Bazı âlimler, harikulâdelik şartını 
 koşmaksızın Allah'ın evliyaya her türlü ikramına 
 kerâmet ismini vermişlerdir (Seyyid Sabık, el-Akidetü'l 
 Islamiyye, Beyrut (ty), s. 24). Burada "harikulâde hal"den 
 maksat, vuku buları olayın, genel-geçer tabiat kanunlarının 
 dışında cereyan etmesidir.
Haddizatında kâinata hâkim olan düzen ve intizam, 
 harikuladelikten çok daha mükemmel bir olaydır. Bu sebepledir ki yüce 
 Allah: "Eğer her ikisinde-yerde ve gökte- Allah'tan başka 
 ilahlar bulunsaydı, onların her ikisi de harap olurdu" 
 (el-Enbiyâ, 21/22) buyurarak kâinata hâkim olan düzen ve intizâmı 
 kendi birliğine delil getirmiştir. Harikulâdeliğin 
 insanlar tarafından önemsenmesi, her gün onları müşâhede 
 etmeleri sebebiyle kâinata hâkim olan bu mükemmel kanunlara karşı 
 alışkanlık kazanmalarından kaynaklanmaktadır.

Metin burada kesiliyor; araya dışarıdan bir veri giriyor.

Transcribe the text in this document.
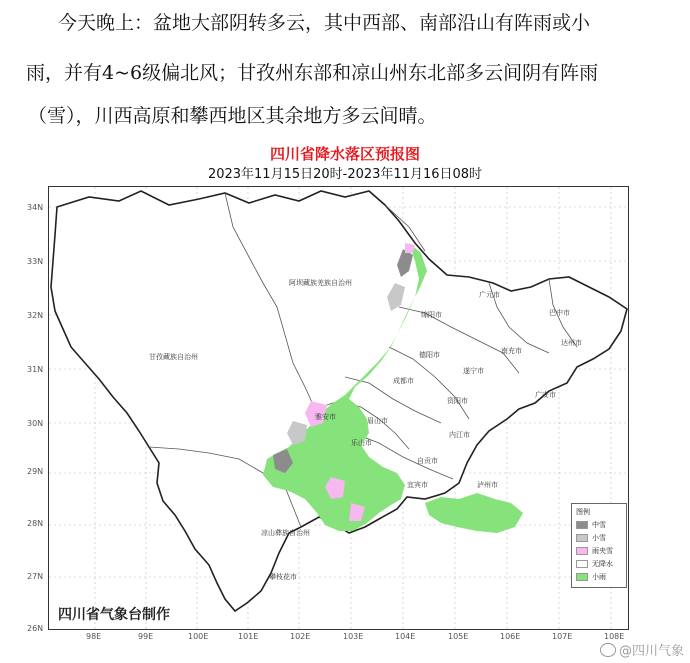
今天晚上：盆地大部阴转多云，其中西部、南部沿山有阵雨或小
雨，并有4~6级偏北风；甘孜州东部和凉山州东北部多云间阴有阵雨
（雪），川西高原和攀西地区其余地方多云间晴。
四川省降水落区预报图
2023年11月15日20时-2023年11月16日08时
34N
33N
32N
31N
30N
29N
28N
27N
26N
98E	99E	100E	101E	102E	103E	104E	105E	106E	107E	108E
阿坝藏族羌族自治州
甘孜藏族自治州
凉山彝族自治州
攀枝花市
雅安市
成都市
乐山市
眉山市
绵阳市
德阳市
广元市
巴中市
达州市
南充市
遂宁市
资阳市
内江市
自贡市
宜宾市	泸州市
广安市
图例
中雪
小雪
雨夹雪
无降水
小雨
四川省气象台制作
@四川气象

Tabiat kanunlarının yaratısı Allah olduğuna göre 
 onları değiştirmek de O'nun kudretindedir "Göklerin 
 ve yerin hükümranlığı Allah'ındır. Allah, her 
 şeye Kadirdir" (Âlu Imrân, 3/189). O halde harikulâdeliğin 
 mümkün olup olmadığını tesbit etmek için O'nun bize 
 gönderdiği kitaba müracaat etmemiz gerekir.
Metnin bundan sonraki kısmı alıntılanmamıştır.